Really great job creating a truly horrible world. Thanks for sharing and Good luck!

Suzanne van Rooyen's picture
Suzanne van Rooyen from South Africa is reading Silver Dream World by Neil Gaiman February 23, 2013 - 11:51am

Thank you so much for reading and commenting. So interesting to hear differing opinions on the same potential edits :)

Juice Ica's picture
Juice Ica from Rhode Island is reading The Twelve by Justin Cronin & Beautiful Creatures February 25, 2013 - 8:44am

It has to be fascinating and a bit frustrating for you since there are so many different opinions and you have to stay true to what YOU think is the right path for your story. I think no matter what you do, its a great story and I dont think you can harm it by adding a little more. The only thing that could harm it would be to take any of this away - you created such a richly moving story and world with some really inventive ideas. 

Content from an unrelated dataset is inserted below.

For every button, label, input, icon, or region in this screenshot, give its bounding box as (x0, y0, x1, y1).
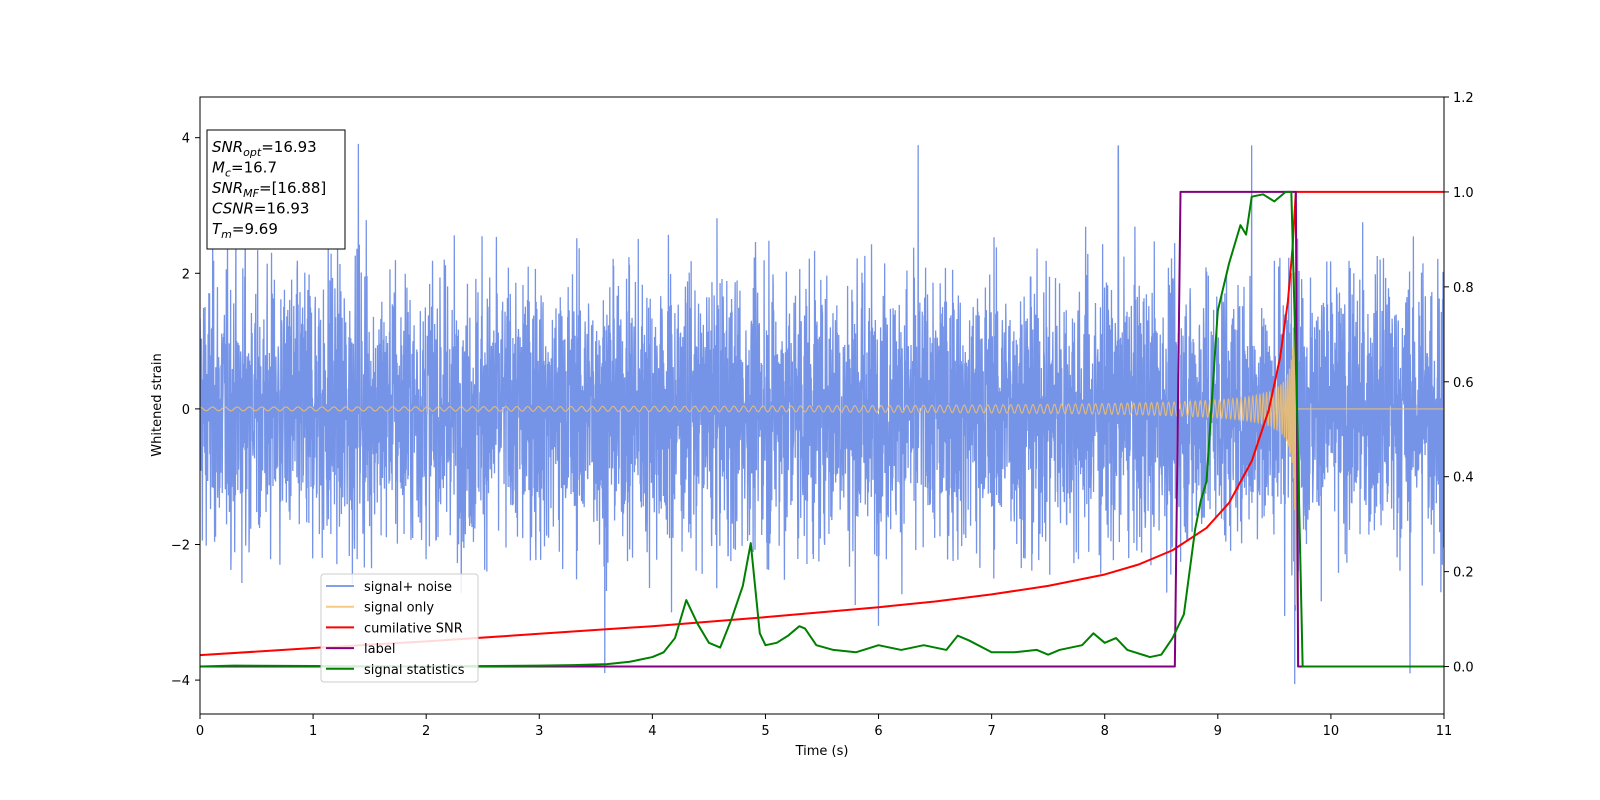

Suzanne van Rooyen's picture
Suzanne van Rooyen from South Africa is reading Silver Dream World by Neil Gaiman February 28, 2013 - 12:37pm

Thank you! I'm reading and noting all of the comments here but I haven't actually edited anything yet. Waiting to see all the comments and put them into perspective before making any changes. Thanks for the comment!

Adam Jenkins's picture
Adam Jenkins from Bracknell, England is reading RCX Magazine (Issue 1 coming soon) February 27, 2013 - 9:53am

This is a really good tragic tale, with the melancholy perfectly done.  I like the use of Christmas to counterpoint the misery with just a small touch of hope.  It’s a dark tale and it needs just that little glimmer of light that Christmas provides.  I also like the way you throw in little details here and there to give a more complete sense of place.  You have a great flow to this too, with a lyrical quality to your writing.  The trademarks and the reference to Edison and Newton are a little out of place in that they feel a touch clumsy compared to the rest.  You end it very well too, again with just enough hope to balance it out.  Very good.

Suzanne van Rooyen's picture
Suzanne van Rooyen from South Africa is reading Silver Dream World by Neil Gaiman February 28, 2013 - 12:38pm

Thank you for reading and taking the time to comment. Really appreciate it. I might rethink the TM bit. Thanks again!